The Japan Foundation
Performing Arts Network Japan
Presenter Interview
Bringing Korean performing arts to the world scene

University Street (Taehangno)
Photo: Noriko Kimura

(*3) University Street (Taehangno): About 40 small theaters are concentrated in this area of Seoul and it is known as the trendsetting of new performing arts.

(*4) Seoul Arts Center: This comprehensive arts complex in the Nambu district of Seoul includes Opera House, Music House, Hangaram Art Museum, Seoul Calligraphy Art Museum and Arts Library (Design Museum).
How about the Office of Asia Artplex?
The main jobs of the Foreign Programs Team are promoting international exchange and assisting the overseas activities of Korean artists. The operations are divided between Inbound and Outbound projects. Inbound involves introducing Korean artists to foreign presenters through venues like the PAMS, while Outbound involves publicizing Korean artists internationally through participation in overseas arts markets. Since we have just begun operations we do not have a clear picture yet about the scale of our budget in these areas, but at present a larger part of our efforts are going into the Inbound side. However, in the future we intend to shift more emphasis to the Outbound side.

How about the Asia Art-plex Team?
This is one of the “Central Cultural City Creation” programs that were begun during the previous presidency of Kim Dae Jung. Under this program city of Kyongju was designated as the Culture Center for the traditional arts of Kyongsangbukto province, Chonju the Culture Center for the traditional arts of Chollabukto province, Taegu was designated the “Fashion Design City,” Pusan was designated the Culture Center for film and video arts and Gwangju was designated the Asian Culture Center. The programs have already been established and are functioning in the first four cities and now we are concentrating efforts on the Asian Culture Center program in Gwangju. This is the Asia Art-plex program. Three years ago a special bill was passed for this program and an action group was formed under the direct supervision of the President. From now on, this will be one of the main programs that KAMS will be working on. Plans call for the opening of a new Asian Culture Complex in Gwangju in the year 2010. This complex will consist of an Asian Culture Network Center, the Asia Art-plex (arts creation center), a theater and a Children’s Museum.

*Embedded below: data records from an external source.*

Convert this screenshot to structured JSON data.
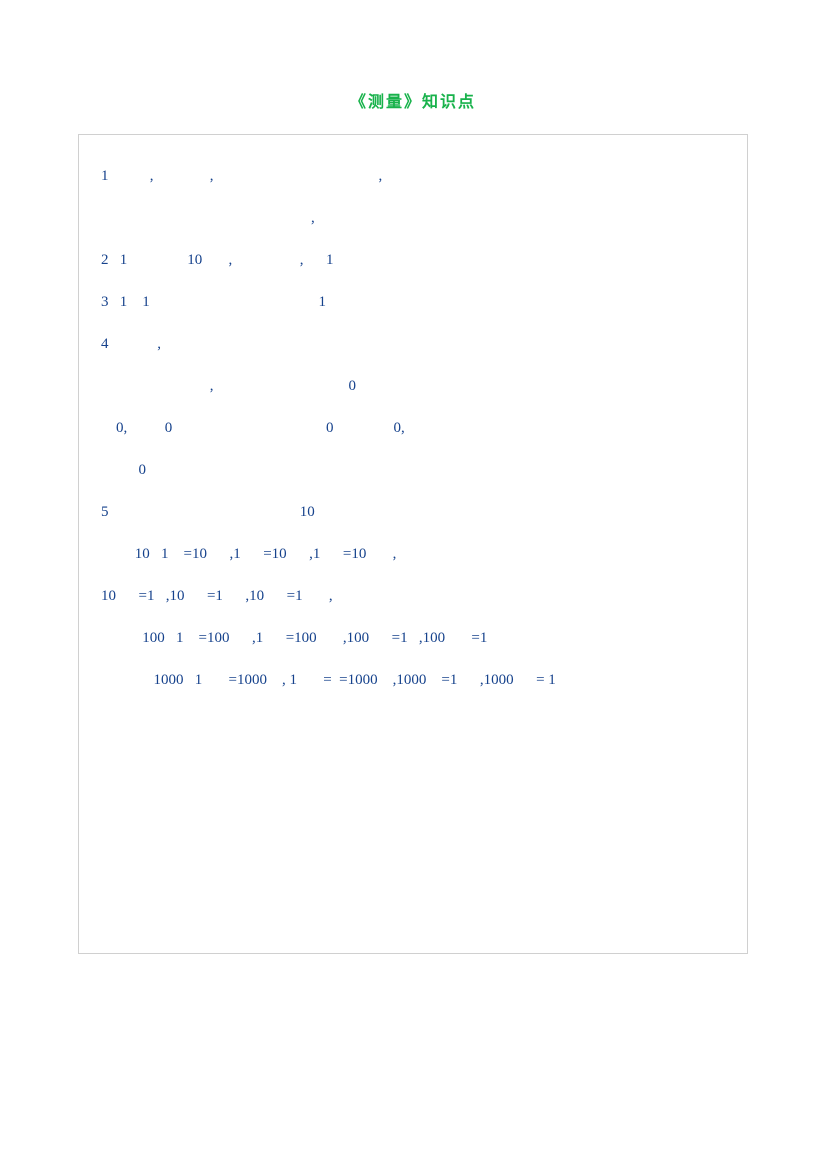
{
  "title": "《测量》知识点",
  "body_color": "#16428c",
  "title_color": "#18b24b",
  "border_color": "#d0d0d0",
  "paragraphs": [
    "1           ,               ,                                            ,",
    "                                                        ,",
    "",
    "2   1                10       ,                  ,      1",
    "",
    "3   1    1                                             1",
    "",
    "4             ,",
    "                             ,                                    0",
    "    0,          0                                         0                0,",
    "          0",
    "",
    "5                                                   10",
    "         10   1    =10      ,1      =10      ,1      =10       ,",
    "10      =1   ,10      =1      ,10      =1       ,",
    "           100   1    =100      ,1      =100       ,100      =1   ,100       =1",
    "              1000   1       =1000    , 1       =  =1000    ,1000    =1      ,1000      = 1"
  ]
}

It seems that in recent year the government’s eyes are focused on the provinces domestically and on Asia internationally.
Korea has a long history of conflict between the domestic provinces and during the previous presidency of Kim Dae Jung efforts were begun to dismantle the mechanisms and organizations that promoted this inter-provincial conflict. The city of Gwangju is the center of Kyongsangnamdo, a province that was long been alienated, from the rest of the country both culturally and economically, and it is also an area that continues to bear scars from the era of the democracy movement. So, I believe that there is special political significance behind the decision to designate Gwangju as the Asian Culture Center. Another factor is the recent government efforts to counter the tendency of centralization of everything in Seoul by promotion the division of government functions and shifting them to the regional cities. The Asian region has now achieved a certain level of economic growth and the government is definitely focusing now on South Korea’s role in Asia and our role as a cultural center of Asia, including phenomenon like the recent pan-Asian popularity of Korean TV dramas music and movies.

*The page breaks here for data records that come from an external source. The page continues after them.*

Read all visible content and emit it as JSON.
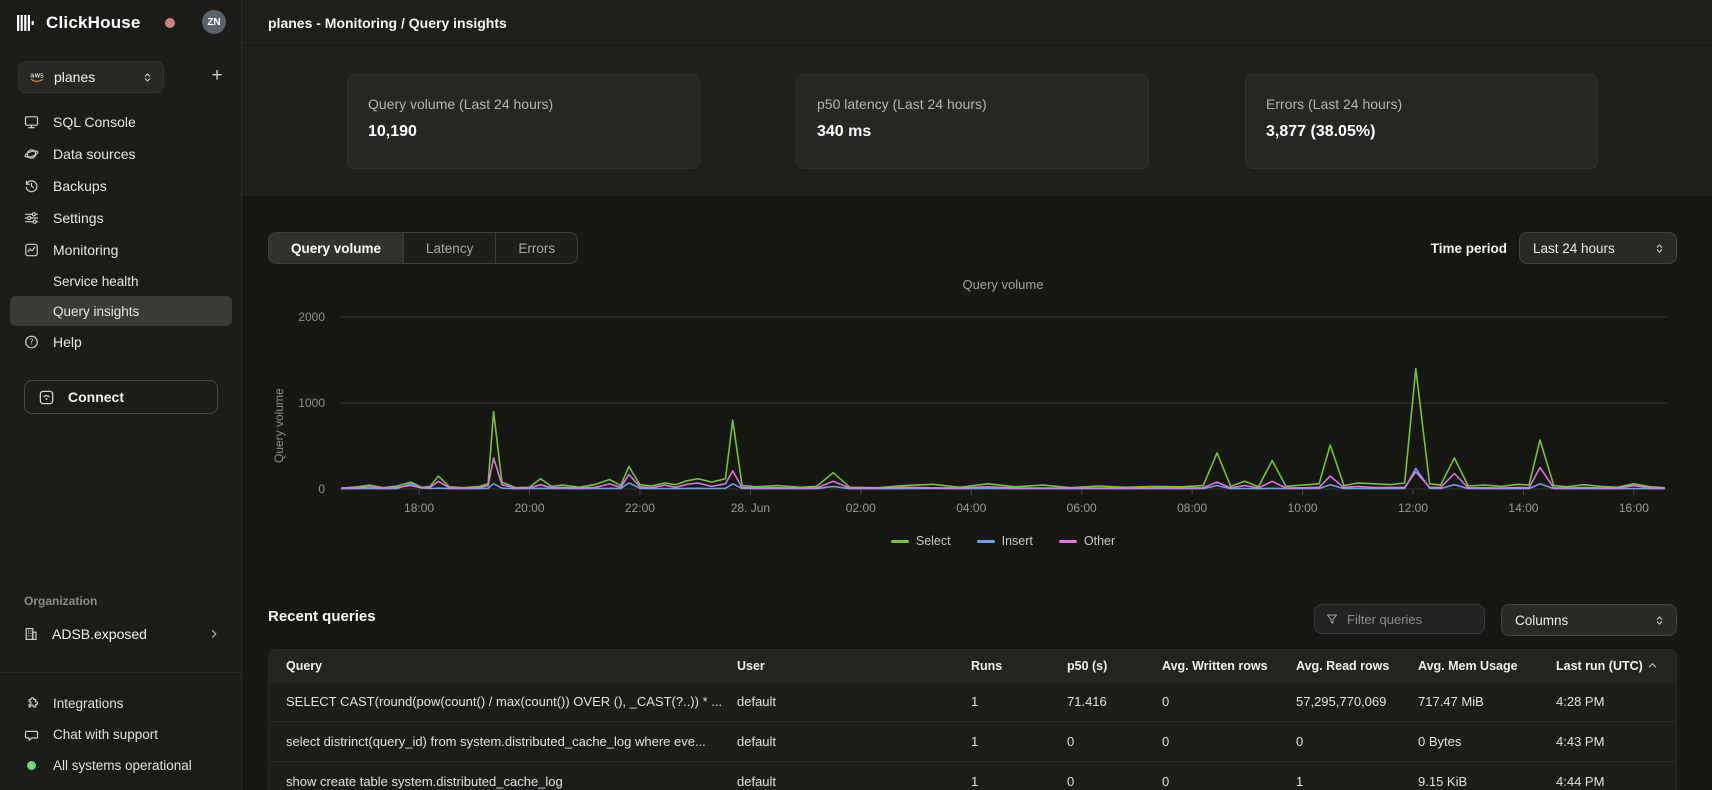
{
  "sidebar": {
    "brand": "ClickHouse",
    "avatar_initials": "ZN",
    "service_selector": {
      "value": "planes",
      "provider_icon": "aws-icon"
    },
    "nav": [
      {
        "label": "SQL Console",
        "icon": "console",
        "child": false,
        "active": false
      },
      {
        "label": "Data sources",
        "icon": "data-sources",
        "child": false,
        "active": false
      },
      {
        "label": "Backups",
        "icon": "backups",
        "child": false,
        "active": false
      },
      {
        "label": "Settings",
        "icon": "settings",
        "child": false,
        "active": false
      },
      {
        "label": "Monitoring",
        "icon": "monitoring",
        "child": false,
        "active": false
      },
      {
        "label": "Service health",
        "icon": null,
        "child": true,
        "active": false
      },
      {
        "label": "Query insights",
        "icon": null,
        "child": true,
        "active": true
      },
      {
        "label": "Help",
        "icon": "help",
        "child": false,
        "active": false
      }
    ],
    "connect_label": "Connect",
    "organization": {
      "heading": "Organization",
      "name": "ADSB.exposed"
    },
    "footer": [
      {
        "label": "Integrations",
        "icon": "integrations"
      },
      {
        "label": "Chat with support",
        "icon": "chat"
      },
      {
        "label": "All systems operational",
        "icon": "status-dot"
      }
    ]
  },
  "header": {
    "title": "planes - Monitoring / Query insights"
  },
  "stats": [
    {
      "label": "Query volume (Last 24 hours)",
      "value": "10,190"
    },
    {
      "label": "p50 latency (Last 24 hours)",
      "value": "340 ms"
    },
    {
      "label": "Errors (Last 24 hours)",
      "value": "3,877 (38.05%)"
    }
  ],
  "tabs": {
    "items": [
      "Query volume",
      "Latency",
      "Errors"
    ],
    "active_index": 0
  },
  "time_period": {
    "label": "Time period",
    "value": "Last 24 hours"
  },
  "chart_data": {
    "type": "line",
    "title": "Query volume",
    "ylabel": "Query volume",
    "xlim": [
      16.55,
      40.6
    ],
    "ylim": [
      0,
      2000
    ],
    "yticks": [
      0,
      1000,
      2000
    ],
    "grid": "horizontal",
    "legend_position": "bottom",
    "xticks": [
      [
        18,
        "18:00"
      ],
      [
        20,
        "20:00"
      ],
      [
        22,
        "22:00"
      ],
      [
        24,
        "28. Jun"
      ],
      [
        26,
        "02:00"
      ],
      [
        28,
        "04:00"
      ],
      [
        30,
        "06:00"
      ],
      [
        32,
        "08:00"
      ],
      [
        34,
        "10:00"
      ],
      [
        36,
        "12:00"
      ],
      [
        38,
        "14:00"
      ],
      [
        40,
        "16:00"
      ]
    ],
    "series": [
      {
        "name": "Select",
        "color": "#74c143"
      },
      {
        "name": "Insert",
        "color": "#6f9de8"
      },
      {
        "name": "Other",
        "color": "#df72df"
      }
    ],
    "points_format": [
      "hour",
      "Select",
      "Insert",
      "Other"
    ],
    "points": [
      [
        16.6,
        10,
        4,
        12
      ],
      [
        16.9,
        25,
        5,
        14
      ],
      [
        17.1,
        45,
        6,
        25
      ],
      [
        17.35,
        15,
        4,
        12
      ],
      [
        17.6,
        35,
        5,
        20
      ],
      [
        17.85,
        80,
        60,
        40
      ],
      [
        18.05,
        20,
        12,
        12
      ],
      [
        18.2,
        30,
        6,
        18
      ],
      [
        18.35,
        150,
        10,
        90
      ],
      [
        18.55,
        25,
        5,
        14
      ],
      [
        18.8,
        15,
        4,
        10
      ],
      [
        19.1,
        30,
        5,
        16
      ],
      [
        19.25,
        60,
        8,
        40
      ],
      [
        19.35,
        900,
        60,
        360
      ],
      [
        19.5,
        80,
        10,
        50
      ],
      [
        19.75,
        15,
        4,
        10
      ],
      [
        20.0,
        20,
        5,
        12
      ],
      [
        20.2,
        120,
        8,
        50
      ],
      [
        20.4,
        30,
        5,
        14
      ],
      [
        20.6,
        45,
        6,
        18
      ],
      [
        20.9,
        20,
        4,
        10
      ],
      [
        21.2,
        55,
        6,
        20
      ],
      [
        21.45,
        110,
        8,
        60
      ],
      [
        21.65,
        40,
        5,
        16
      ],
      [
        21.8,
        260,
        70,
        170
      ],
      [
        22.0,
        50,
        8,
        25
      ],
      [
        22.2,
        35,
        5,
        14
      ],
      [
        22.45,
        70,
        6,
        45
      ],
      [
        22.65,
        50,
        5,
        20
      ],
      [
        22.85,
        95,
        7,
        55
      ],
      [
        23.05,
        120,
        8,
        70
      ],
      [
        23.3,
        80,
        6,
        30
      ],
      [
        23.55,
        120,
        8,
        60
      ],
      [
        23.68,
        800,
        60,
        210
      ],
      [
        23.85,
        40,
        6,
        16
      ],
      [
        24.1,
        25,
        4,
        12
      ],
      [
        24.5,
        40,
        5,
        14
      ],
      [
        24.9,
        20,
        4,
        10
      ],
      [
        25.2,
        30,
        5,
        12
      ],
      [
        25.5,
        190,
        30,
        90
      ],
      [
        25.8,
        20,
        4,
        10
      ],
      [
        26.3,
        15,
        4,
        10
      ],
      [
        26.8,
        40,
        5,
        20
      ],
      [
        27.3,
        55,
        6,
        14
      ],
      [
        27.8,
        20,
        4,
        10
      ],
      [
        28.3,
        60,
        6,
        25
      ],
      [
        28.8,
        25,
        4,
        10
      ],
      [
        29.3,
        45,
        5,
        12
      ],
      [
        29.8,
        15,
        4,
        10
      ],
      [
        30.3,
        35,
        5,
        12
      ],
      [
        30.8,
        20,
        4,
        10
      ],
      [
        31.3,
        30,
        5,
        12
      ],
      [
        31.8,
        25,
        4,
        10
      ],
      [
        32.2,
        40,
        5,
        14
      ],
      [
        32.45,
        420,
        40,
        80
      ],
      [
        32.7,
        30,
        5,
        12
      ],
      [
        32.95,
        90,
        6,
        40
      ],
      [
        33.2,
        25,
        4,
        12
      ],
      [
        33.45,
        330,
        8,
        90
      ],
      [
        33.7,
        30,
        5,
        12
      ],
      [
        34.0,
        45,
        5,
        14
      ],
      [
        34.3,
        60,
        6,
        20
      ],
      [
        34.5,
        510,
        50,
        150
      ],
      [
        34.75,
        40,
        5,
        16
      ],
      [
        35.0,
        70,
        6,
        30
      ],
      [
        35.3,
        60,
        5,
        18
      ],
      [
        35.6,
        50,
        5,
        16
      ],
      [
        35.85,
        70,
        6,
        20
      ],
      [
        36.05,
        1400,
        240,
        200
      ],
      [
        36.3,
        60,
        8,
        20
      ],
      [
        36.5,
        45,
        5,
        16
      ],
      [
        36.75,
        360,
        50,
        180
      ],
      [
        37.0,
        35,
        5,
        14
      ],
      [
        37.3,
        45,
        5,
        14
      ],
      [
        37.6,
        30,
        4,
        12
      ],
      [
        37.9,
        55,
        5,
        16
      ],
      [
        38.1,
        45,
        5,
        14
      ],
      [
        38.3,
        570,
        60,
        250
      ],
      [
        38.55,
        40,
        5,
        14
      ],
      [
        38.8,
        25,
        4,
        10
      ],
      [
        39.1,
        50,
        5,
        16
      ],
      [
        39.4,
        30,
        4,
        12
      ],
      [
        39.7,
        20,
        4,
        10
      ],
      [
        40.0,
        60,
        6,
        40
      ],
      [
        40.3,
        25,
        4,
        12
      ],
      [
        40.55,
        15,
        4,
        10
      ]
    ]
  },
  "recent": {
    "heading": "Recent queries",
    "filter_placeholder": "Filter queries",
    "columns_label": "Columns",
    "table": {
      "headers": [
        "Query",
        "User",
        "Runs",
        "p50 (s)",
        "Avg. Written rows",
        "Avg. Read rows",
        "Avg. Mem Usage",
        "Last run (UTC)"
      ],
      "sorted_by": "Last run (UTC)",
      "sort_direction": "asc",
      "rows": [
        [
          "SELECT CAST(round(pow(count() / max(count()) OVER (), _CAST(?..)) * ...",
          "default",
          "1",
          "71.416",
          "0",
          "57,295,770,069",
          "717.47 MiB",
          "4:28 PM"
        ],
        [
          "select distrinct(query_id) from system.distributed_cache_log where eve...",
          "default",
          "1",
          "0",
          "0",
          "0",
          "0 Bytes",
          "4:43 PM"
        ],
        [
          "show create table system.distributed_cache_log",
          "default",
          "1",
          "0",
          "0",
          "1",
          "9.15 KiB",
          "4:44 PM"
        ]
      ]
    }
  },
  "colors": {
    "accent_select_green": "#74c143",
    "accent_insert_blue": "#6f9de8",
    "accent_other_magenta": "#df72df",
    "status_operational_green": "#77d377",
    "presence_dot_pink": "#c98383",
    "sidebar_bg": "#1b1b18",
    "band_bg": "#1e1e1b",
    "content_bg": "#161613",
    "card_bg": "#262622"
  }
}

It also seems that the South Korean government is actively providing more back-up for the domestic performing arts companies through such programs as support for their overseas performance.
Yes. There has been some expansion of programs for introducing movies and music overseas, and I believe that we are now beginning to see the start of efforts to promote the performing arts like theater and dance as well. In fact, movies and music are relatively easy to promote because there are direct economic benefits. On the other hand, this is not the case with the performing arts. It is still an area where we are waiting to see more government support. This is another area where KAMS must play a role.

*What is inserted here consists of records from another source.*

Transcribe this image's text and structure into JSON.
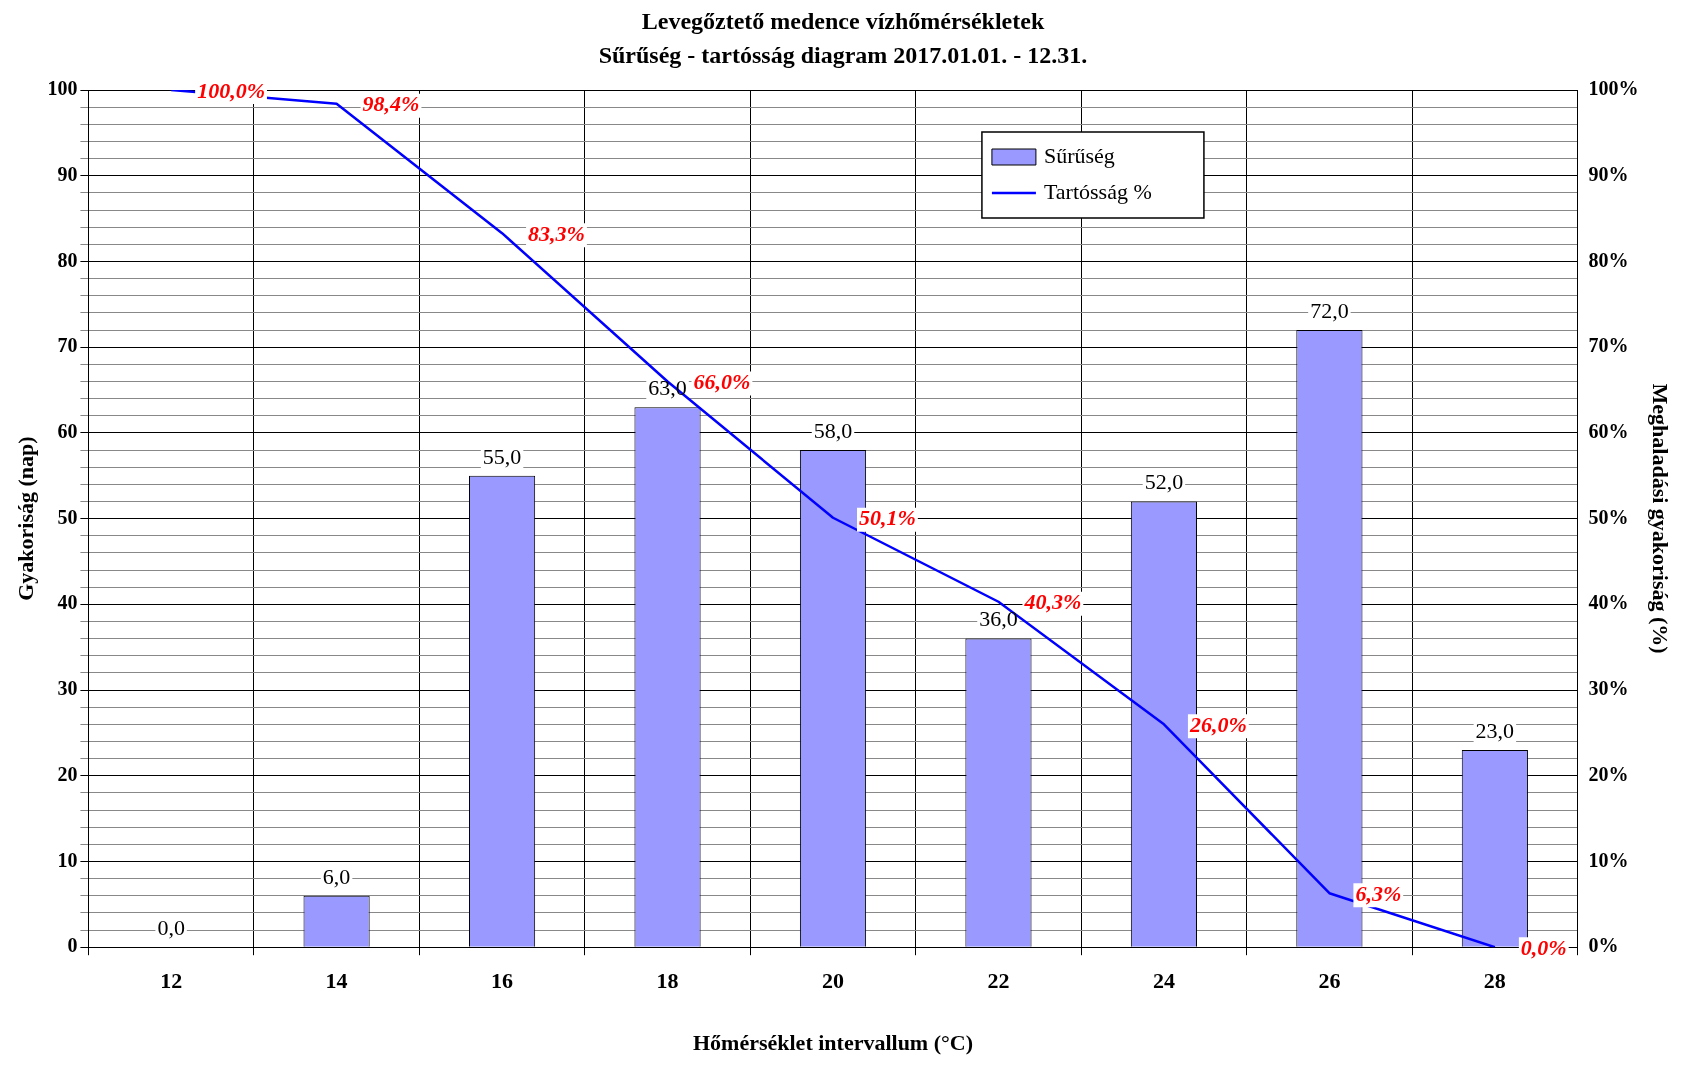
{
  "chart_data": {
    "type": "bar",
    "title": "Levegőztető medence vízhőmérsékletek",
    "subtitle": "Sűrűség - tartósság diagram 2017.01.01. - 12.31.",
    "xlabel": "Hőmérséklet intervallum (°C)",
    "ylabel": "Gyakoriság (nap)",
    "y2label": "Meghaladási gyakoriság (%)",
    "categories": [
      "12",
      "14",
      "16",
      "18",
      "20",
      "22",
      "24",
      "26",
      "28"
    ],
    "series": [
      {
        "name": "Sűrűség",
        "color": "#9999ff",
        "values": [
          0,
          6,
          55,
          63,
          58,
          36,
          52,
          72,
          23
        ],
        "value_labels": [
          "0,0",
          "6,0",
          "55,0",
          "63,0",
          "58,0",
          "36,0",
          "52,0",
          "72,0",
          "23,0"
        ]
      },
      {
        "name": "Tartósság %",
        "type": "line",
        "axis": "y2",
        "color": "#0000ff",
        "values": [
          100,
          98.4,
          83.3,
          66.0,
          50.1,
          40.3,
          26.0,
          6.3,
          0.0
        ],
        "value_labels": [
          "100,0%",
          "98,4%",
          "83,3%",
          "66,0%",
          "50,1%",
          "40,3%",
          "26,0%",
          "6,3%",
          "0,0%"
        ]
      }
    ],
    "ylim": [
      0,
      100
    ],
    "yticks": [
      0,
      {
        "value": 2,
        "label": null
      },
      {
        "value": 4,
        "label": null
      },
      {
        "value": 6,
        "label": null
      },
      {
        "value": 8,
        "label": null
      },
      10,
      {
        "value": 12,
        "label": null
      },
      {
        "value": 14,
        "label": null
      },
      {
        "value": 16,
        "label": null
      },
      {
        "value": 18,
        "label": null
      },
      20,
      {
        "value": 22,
        "label": null
      },
      {
        "value": 24,
        "label": null
      },
      {
        "value": 26,
        "label": null
      },
      {
        "value": 28,
        "label": null
      },
      30,
      {
        "value": 32,
        "label": null
      },
      {
        "value": 34,
        "label": null
      },
      {
        "value": 36,
        "label": null
      },
      {
        "value": 38,
        "label": null
      },
      40,
      {
        "value": 42,
        "label": null
      },
      {
        "value": 44,
        "label": null
      },
      {
        "value": 46,
        "label": null
      },
      {
        "value": 48,
        "label": null
      },
      50,
      {
        "value": 52,
        "label": null
      },
      {
        "value": 54,
        "label": null
      },
      {
        "value": 56,
        "label": null
      },
      {
        "value": 58,
        "label": null
      },
      60,
      {
        "value": 62,
        "label": null
      },
      {
        "value": 64,
        "label": null
      },
      {
        "value": 66,
        "label": null
      },
      {
        "value": 68,
        "label": null
      },
      70,
      {
        "value": 72,
        "label": null
      },
      {
        "value": 74,
        "label": null
      },
      {
        "value": 76,
        "label": null
      },
      {
        "value": 78,
        "label": null
      },
      80,
      {
        "value": 82,
        "label": null
      },
      {
        "value": 84,
        "label": null
      },
      {
        "value": 86,
        "label": null
      },
      {
        "value": 88,
        "label": null
      },
      90,
      {
        "value": 92,
        "label": null
      },
      {
        "value": 94,
        "label": null
      },
      {
        "value": 96,
        "label": null
      },
      {
        "value": 98,
        "label": null
      },
      100
    ],
    "y2lim": [
      0,
      100
    ],
    "y2ticks": [
      {
        "value": 0,
        "label": "0%"
      },
      {
        "value": 10,
        "label": "10%"
      },
      {
        "value": 20,
        "label": "20%"
      },
      {
        "value": 30,
        "label": "30%"
      },
      {
        "value": 40,
        "label": "40%"
      },
      {
        "value": 50,
        "label": "50%"
      },
      {
        "value": 60,
        "label": "60%"
      },
      {
        "value": 70,
        "label": "70%"
      },
      {
        "value": 80,
        "label": "80%"
      },
      {
        "value": 90,
        "label": "90%"
      },
      {
        "value": 100,
        "label": "100%"
      }
    ],
    "grid": true,
    "legend": "top right",
    "marker": "none",
    "line_style": "solid"
  }
}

Last year, the first Performing Arts Market, Seoul was held amidst big expectations in the performing arts world following when the creation of a special office by the government’s Ministry of Culture and Tourism. However, we have heard that there was considerable criticism about the size and contents of the market. This year KAMS will play the central role in organizing PAMS. Will there be any significant changes?
Last year PAMS was organized with input from a lot of people but no unifying strategy. The may have detracted from the event as a whole. Based on last year’s experience, we have established clear strategy and concepts for this year’s market. The biggest difference is that the main venue has been moved from the National Theater to the Alco Theater on “University Street (*3). As government backed institutions, it is certainly understandable that officials would want to make the National Theater or the Seoul Arts Center (*4) the venue for the market, but you can’t expect an effective event if it is held in a place like SAC that is a considerable distance from the performing arts scene and the flow of people in the city. This year’s budget is 770 million won (approx. 806,000 US dollar). Despite the fact that this is over 200 million won less that last year’s one billion won (approx. 1,050,000 US dollar) budget, I believe that we can expect a big positive effect from moving the venue to University Street. Also, despite the lower budget we have set ambitious goals to increase the number of showcases from 41 to 50, the number of overseas guests from 94 people from 22 countries to 120 people from 25 countries and the number of domestic participants to 3,000 and the total audience to 10,000.